Medicare Part A covers your hospital expenses. This includes hospital stays, skilled nursing care (as long as custodial care isn’t the only care you need), hospice, and home health-care services. Part A services may require you to pay various deductibles, coinsurance, and copayments.
Many people qualify for premium-free Part A because they or their spouse paid taxes toward Medicare while working for at least 10 years (or 40 quarters). But otherwise, you may have to pay a monthly premium.
Medicare Part B is your health insurance coverage. It covers two types of services, including medically necessary services to treat illnesses or conditions, such as doctor’s office visits, lab work, x-rays, and outpatient surgeries, and preventive services to keep you healthy, like cancer screenings and flu shots. Part B also covers medically necessary durable medical equipment such as wheelchairs and walkers to treat a disease or condition. Costs for Part B services vary, but frequently, you will pay a deductible and then 20% of the Medicare-approved amount, as long as you use providers who accept Medicare assignment.

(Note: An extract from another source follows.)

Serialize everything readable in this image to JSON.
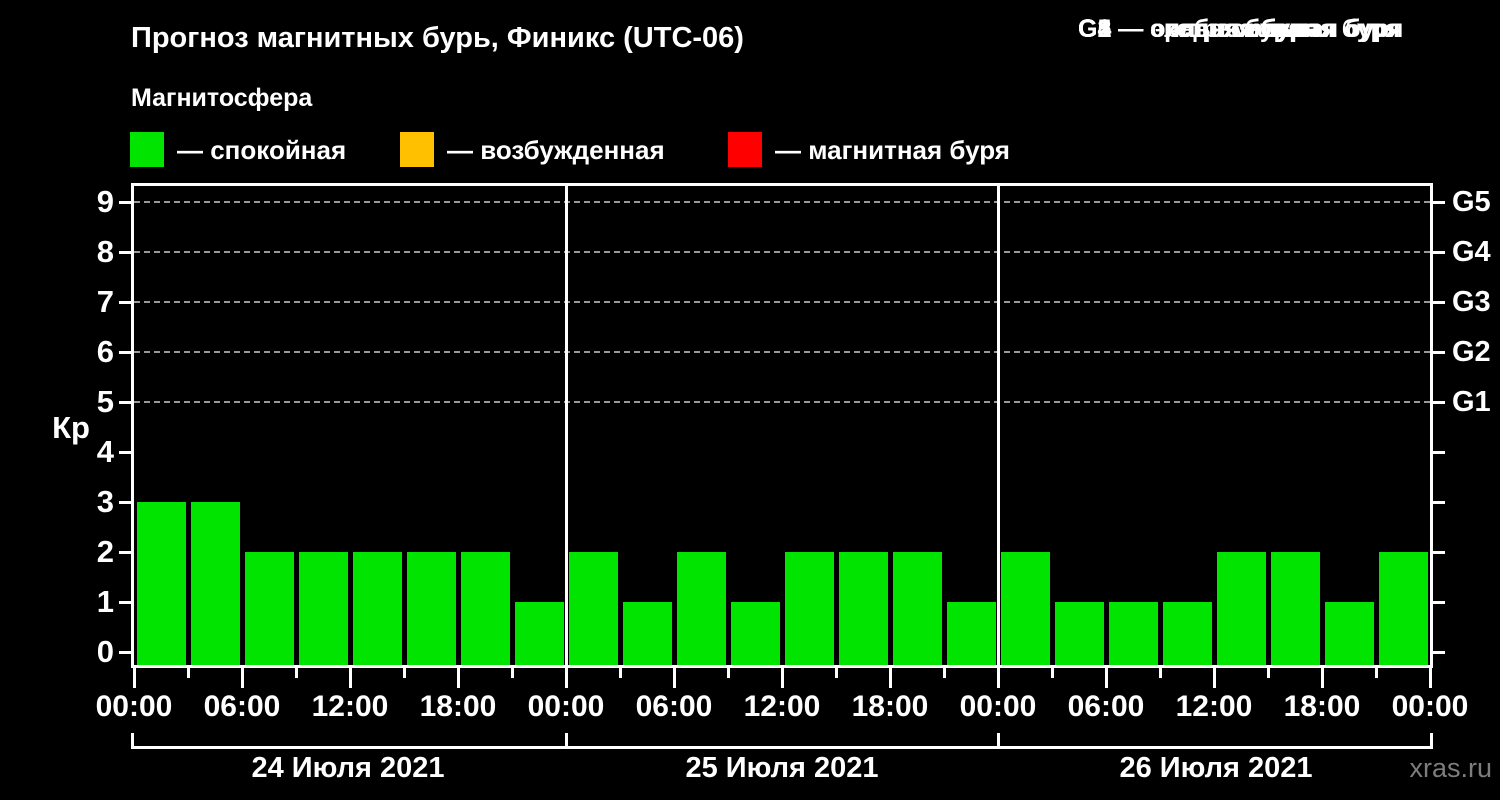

Most people pay a premium for Part B. Even if you’re enrolled in a Medicare Advantage plan that provides your Part A and Part B benefits, you still have to pay your Part B premium.
Hopefully, this gives you some basic information about Part A and Part B of Original Medicare. Feel free to visit Medicare.gov for additional information on Part A and Part B coverage. Of course, I am happy to answer any other questions you might have.